Previously on the Facebook of the Venetian Elite blog, we discussed the tools that we chose to work with, as well as some problems that arose while working on the project. In addition, we mentioned that Wikipedia and DBpedia are not very good at showing connections among individuals, therefore we needed to find a way to gather this type of information in an automated fashion.
Due to some restrictions that appeared on the way, we decided to change track so, in this second post we will present the new approach that we will follow, by mentioning a couple of features that would be included and we will conclude with the further steps to take.
Data gathering – quality and type
Thanks to DBpedia and to a small program that one of us developed in python, we were able to download the data regarding approximately 500 Venetians. This program took all the links from DBpedia related to one person and allowed the user whether to keep or drop a link. Some categories were stored automatically and for the rest the decision was made manually. As some people were out of context, the program also included a command to drop all the content of them.
Data regarding these people includes names, date and place of birth/death, titles, abstracts written for their wikipedia pages and other wikipedia specific data such as subcategories they belong to. Among these subcategories we can find artists, writers, doges, and others, sometimes even as specific as Baroque opera composers. Also, for some of the painters, we have data labeled as “influenced by” specifying the painters by whom this specific painter is influenced. On the other hand, there also exists data that we do not need like wikipedia redirects, wikipedia page ids; and data that we already know such as the subject of the data being a person, them being from Venice etc.
With our little program designed to gather data we discovered that our main category is one called artists for 2 main reasons. First it contains a large number of people, in fact more than half of our sample, since it is conformed by subcategories such as: writers, painters, sculptors among others. Second, the labels related to this category go beyond birth/death date or family relationships.

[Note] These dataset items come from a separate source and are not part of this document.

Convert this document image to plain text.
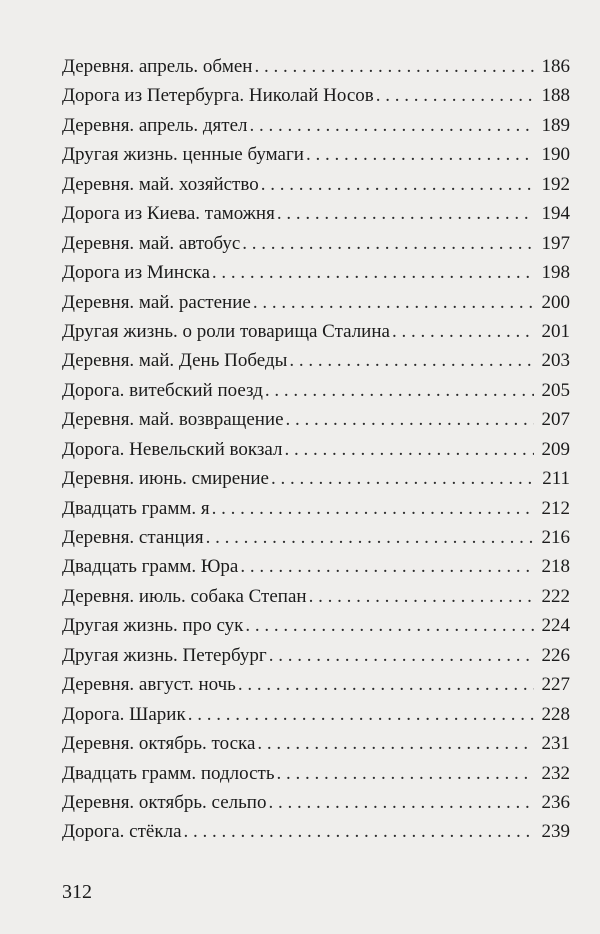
Деревня. апрель. обмен . . .	186
Дорога из Петербурга. Николай Носов . . .	188
Деревня. апрель. дятел . . .	189
Другая жизнь. ценные бумаги . . .	190
Деревня. май. хозяйство . . .	192
Дорога из Киева. таможня . . .	194
Деревня. май. автобус . . .	197
Дорога из Минска . . .	198
Деревня. май. растение . . .	200
Другая жизнь. о роли товарища Сталина . . .	201
Деревня. май. День Победы . . .	203
Дорога. витебский поезд . . .	205
Деревня. май. возвращение . . .	207
Дорога. Невельский вокзал . . .	209
Деревня. июнь. смирение . . .	211
Двадцать грамм. я . . .	212
Деревня. станция . . .	216
Двадцать грамм. Юра . . .	218
Деревня. июль. собака Степан . . .	222
Другая жизнь. про сук . . .	224
Другая жизнь. Петербург . . .	226
Деревня. август. ночь . . .	227
Дорога. Шарик . . .	228
Деревня. октябрь. тоска . . .	231
Двадцать грамм. подлость . . .	232
Деревня. октябрь. сельпо . . .	236
Дорога. стёкла . . .	239
312
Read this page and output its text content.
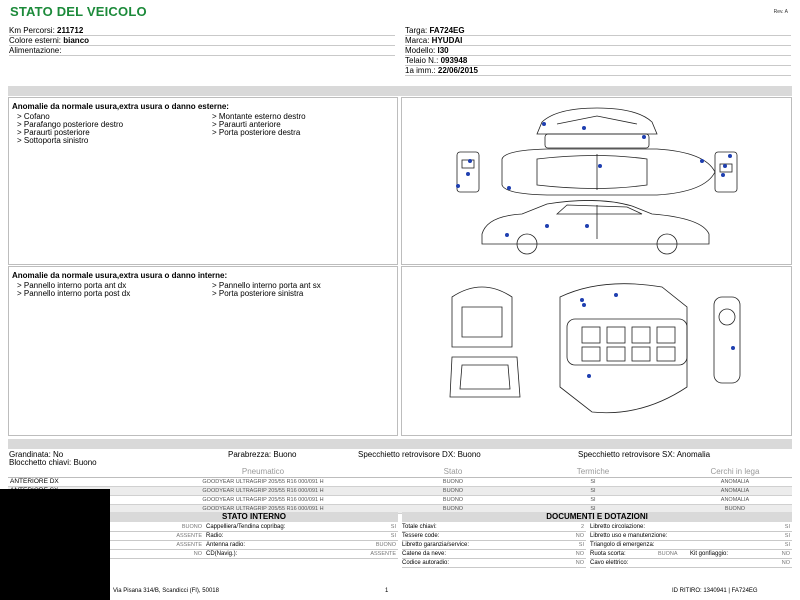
STATO DEL VEICOLO	Rev. A
Km Percorsi: 211712
Colore esterni: bianco
Alimentazione:
Targa: FA724EG
Marca: HYUDAI
Modello: I30
Telaio N.: 093948
1a imm.: 22/06/2015
Anomalie da normale usura,extra usura o danno esterne:
> Cofano	> Montante esterno destro
> Parafango posteriore destro	> Paraurti anteriore
> Paraurti posteriore	> Porta posteriore destra
> Sottoporta sinistro
Anomalie da normale usura,extra usura o danno interne:
> Pannello interno porta ant dx	> Pannello interno porta ant sx
> Pannello interno porta post dx	> Porta posteriore sinistra
Grandinata: No	Parabrezza: Buono	Specchietto retrovisore DX: Buono	Specchietto retrovisore SX: Anomalia
Blocchetto chiavi: Buono
	Pneumatico	Stato	Termiche		Cerchi in lega
ANTERIORE DX	GOODYEAR ULTRAGRIP 205/55 R16 000/091 H	BUONO	SI		ANOMALIA
	GOODYEAR ULTRAGRIP 205/55 R16 000/091 H	BUONO	SI		ANOMALIA
	GOODYEAR ULTRAGRIP 205/55 R16 000/091 H	BUONO	SI		ANOMALIA
	GOODYEAR ULTRAGRIP 205/55 R16 000/091 H	BUONO	SI		BUONO
STATO INTERNO
BUONO Cappelliera/Tendina copribag:	SI
ASSENTE Radio:	SI
ASSENTE Antenna radio:	BUONO
NO CD(Navig.):	ASSENTE
DOCUMENTI E DOTAZIONI
Totale chiavi:	2
Tessere code:	NO
Libretto garanzia/service:	SI
Catene da neve:	NO
Codice autoradio:	NO
Libretto circolazione:	SI
Libretto uso e manutenzione:	SI
Triangolo di emergenza:	SI
Ruota scorta:	BUONA Kit gonfiaggio:	NO
Cavo elettrico:	NO
Via Pisana 314/B, Scandicci (FI), 50018	1	ID RITIRO: 1340941 | FA724EG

To take advantage of the former category we decided that the best features that we can get are: groups and the lifespans of the people. Therefore we have decided to continue our project in this direction. We will focus on how these groups evolved by time so, we want to create an interactive timeline where one can focus on a specific group to be able to see their progress or focus on the era of a specific doge to be able to see the trends of his time and those who lived under his reign. For example, the user will be able to see with interactive arrows the different connections among artists depending on the “influenced by” label, or filter people by groups depending on the “period of artistic style” label.
The following steps
At this point, the next step to take is to extract the groups from the data we have and represent it in a way which is more suitable for our goals. For this purpose, we will use Python again to build a program that will help us to identify the groups and change the representation of the data. We need to get the number of groups, as well as their sizes, in order to decide which groups to include in the application. Once the type of timeline we want to create is decided in full detail, we will move to the visualisation part of the interactive timeline.